Building on previous ICMM research, this report finds that life in mining-dependent countries (MDCs) has improved significantly in the last 23 years. The report analyses 41 social metrics grouped under 12 relevant United Nations Sustainable Development Goals (SDGs) and finds that across three-quarters of these metrics, there has been significant progress made on socio-economic development.
- Looking at analysis of 41 selected social-economic metrics including neo-natal mortality, adult literacy, and access to electricity amongst others, findings show good progress across three quarters, with the greatest progress made in health and well-being, access to quality education, clean water, sanitation and more affordable and clean energy.
- The biggest relative improvements were made in Bolivia, Botswana, Indonesia, Ghana, and Peru.
- Most mining-dependent countries continue to close the socio-economic performance gap with non-resource-dependent countries. This represents a counterpoint to the ‘resource curse’ – a widely held perception that mining is likely to impede the economic and social progress of host populations.
- However, governance matters. The research strongly suggests that the higher the quality of governance, the stronger the socio-economic progress observed.
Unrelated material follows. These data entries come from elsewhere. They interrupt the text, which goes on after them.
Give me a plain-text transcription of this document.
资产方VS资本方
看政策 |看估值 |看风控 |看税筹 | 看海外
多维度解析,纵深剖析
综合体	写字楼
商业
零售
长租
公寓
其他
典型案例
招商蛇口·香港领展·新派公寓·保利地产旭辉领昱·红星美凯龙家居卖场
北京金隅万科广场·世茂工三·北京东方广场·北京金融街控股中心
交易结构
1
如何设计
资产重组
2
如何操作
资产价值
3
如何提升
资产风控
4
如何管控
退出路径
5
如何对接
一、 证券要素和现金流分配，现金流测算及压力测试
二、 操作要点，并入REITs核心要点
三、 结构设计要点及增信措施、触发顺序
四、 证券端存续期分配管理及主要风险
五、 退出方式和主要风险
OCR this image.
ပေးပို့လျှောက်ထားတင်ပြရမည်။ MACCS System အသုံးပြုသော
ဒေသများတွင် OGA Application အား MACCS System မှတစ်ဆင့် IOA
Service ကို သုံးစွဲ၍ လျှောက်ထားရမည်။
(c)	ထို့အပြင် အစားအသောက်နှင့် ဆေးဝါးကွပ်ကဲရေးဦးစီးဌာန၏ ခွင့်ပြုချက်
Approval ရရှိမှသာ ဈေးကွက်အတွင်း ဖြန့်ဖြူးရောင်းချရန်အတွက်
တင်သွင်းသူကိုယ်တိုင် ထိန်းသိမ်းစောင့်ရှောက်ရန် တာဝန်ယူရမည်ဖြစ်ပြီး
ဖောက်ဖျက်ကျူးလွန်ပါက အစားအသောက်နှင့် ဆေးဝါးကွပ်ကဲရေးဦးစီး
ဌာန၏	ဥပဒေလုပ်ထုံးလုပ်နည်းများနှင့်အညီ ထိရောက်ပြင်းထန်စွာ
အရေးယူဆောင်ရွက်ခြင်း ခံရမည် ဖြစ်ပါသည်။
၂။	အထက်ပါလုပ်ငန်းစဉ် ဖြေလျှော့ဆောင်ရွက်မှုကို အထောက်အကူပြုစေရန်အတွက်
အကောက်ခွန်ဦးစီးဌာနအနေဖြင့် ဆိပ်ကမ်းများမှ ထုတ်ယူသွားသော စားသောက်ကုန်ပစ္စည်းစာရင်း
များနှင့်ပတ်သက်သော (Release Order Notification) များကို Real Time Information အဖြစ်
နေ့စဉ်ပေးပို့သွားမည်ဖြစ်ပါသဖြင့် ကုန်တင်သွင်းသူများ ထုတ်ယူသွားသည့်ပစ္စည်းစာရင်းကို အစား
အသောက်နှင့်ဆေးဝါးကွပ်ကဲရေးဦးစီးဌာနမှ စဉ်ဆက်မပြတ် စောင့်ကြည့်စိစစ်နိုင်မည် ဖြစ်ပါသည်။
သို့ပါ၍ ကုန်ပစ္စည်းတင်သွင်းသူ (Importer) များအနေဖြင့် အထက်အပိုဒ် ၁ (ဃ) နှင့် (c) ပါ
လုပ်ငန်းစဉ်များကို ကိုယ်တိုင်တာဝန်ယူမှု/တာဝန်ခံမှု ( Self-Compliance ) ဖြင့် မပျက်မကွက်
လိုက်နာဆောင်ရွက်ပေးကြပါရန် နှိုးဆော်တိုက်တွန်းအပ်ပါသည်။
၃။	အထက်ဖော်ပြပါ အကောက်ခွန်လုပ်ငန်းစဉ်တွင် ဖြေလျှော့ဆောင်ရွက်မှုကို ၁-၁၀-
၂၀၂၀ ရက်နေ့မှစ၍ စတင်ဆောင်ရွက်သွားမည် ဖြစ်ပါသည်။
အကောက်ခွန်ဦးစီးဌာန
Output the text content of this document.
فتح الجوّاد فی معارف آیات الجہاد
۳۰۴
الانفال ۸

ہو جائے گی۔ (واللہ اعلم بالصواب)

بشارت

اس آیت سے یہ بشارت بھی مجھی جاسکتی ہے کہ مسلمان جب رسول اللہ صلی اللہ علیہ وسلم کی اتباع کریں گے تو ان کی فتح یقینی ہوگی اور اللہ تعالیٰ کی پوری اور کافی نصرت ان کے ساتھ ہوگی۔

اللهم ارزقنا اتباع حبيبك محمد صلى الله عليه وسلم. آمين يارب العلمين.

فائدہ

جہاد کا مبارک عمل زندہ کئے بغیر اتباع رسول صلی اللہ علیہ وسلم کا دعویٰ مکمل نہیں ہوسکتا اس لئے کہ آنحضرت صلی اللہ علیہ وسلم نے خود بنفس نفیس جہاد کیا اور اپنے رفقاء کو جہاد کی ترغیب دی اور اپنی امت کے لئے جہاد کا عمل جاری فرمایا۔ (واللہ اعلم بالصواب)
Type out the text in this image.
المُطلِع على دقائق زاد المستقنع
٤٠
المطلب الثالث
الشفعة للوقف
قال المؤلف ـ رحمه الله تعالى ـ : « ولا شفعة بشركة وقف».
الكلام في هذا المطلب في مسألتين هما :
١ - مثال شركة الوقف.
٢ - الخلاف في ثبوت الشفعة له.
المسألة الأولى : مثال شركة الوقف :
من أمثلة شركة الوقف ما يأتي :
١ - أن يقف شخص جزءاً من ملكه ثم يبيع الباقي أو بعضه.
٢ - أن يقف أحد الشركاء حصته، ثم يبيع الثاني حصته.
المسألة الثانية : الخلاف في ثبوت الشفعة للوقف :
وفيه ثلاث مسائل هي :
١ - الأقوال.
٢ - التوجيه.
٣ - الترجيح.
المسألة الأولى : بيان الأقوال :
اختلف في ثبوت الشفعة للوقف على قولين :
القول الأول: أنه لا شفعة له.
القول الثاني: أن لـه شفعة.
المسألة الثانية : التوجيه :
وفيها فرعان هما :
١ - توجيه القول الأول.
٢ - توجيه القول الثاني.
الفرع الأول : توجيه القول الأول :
It also confirms that social progress tends to have long gestation periods, with a clear time lag between the designing of a policy, implementation, and resulting development outcomes.
- Having mining regulations and frameworks is an insufficient condition for good socio-economic outcomes – effective implementation is key. While many mining-dependent countries have invested time and effort in adopting clear and modern legislative frameworks, actual implementation is proving more challenging.
- A stable enabling environment has the strongest positive relationship with good socio-economic outcomes. Countries that are more peaceful, have lower levels of corruption, and a vocal and active civil society with sufficient civic space are better able to translate natural resources into social progress.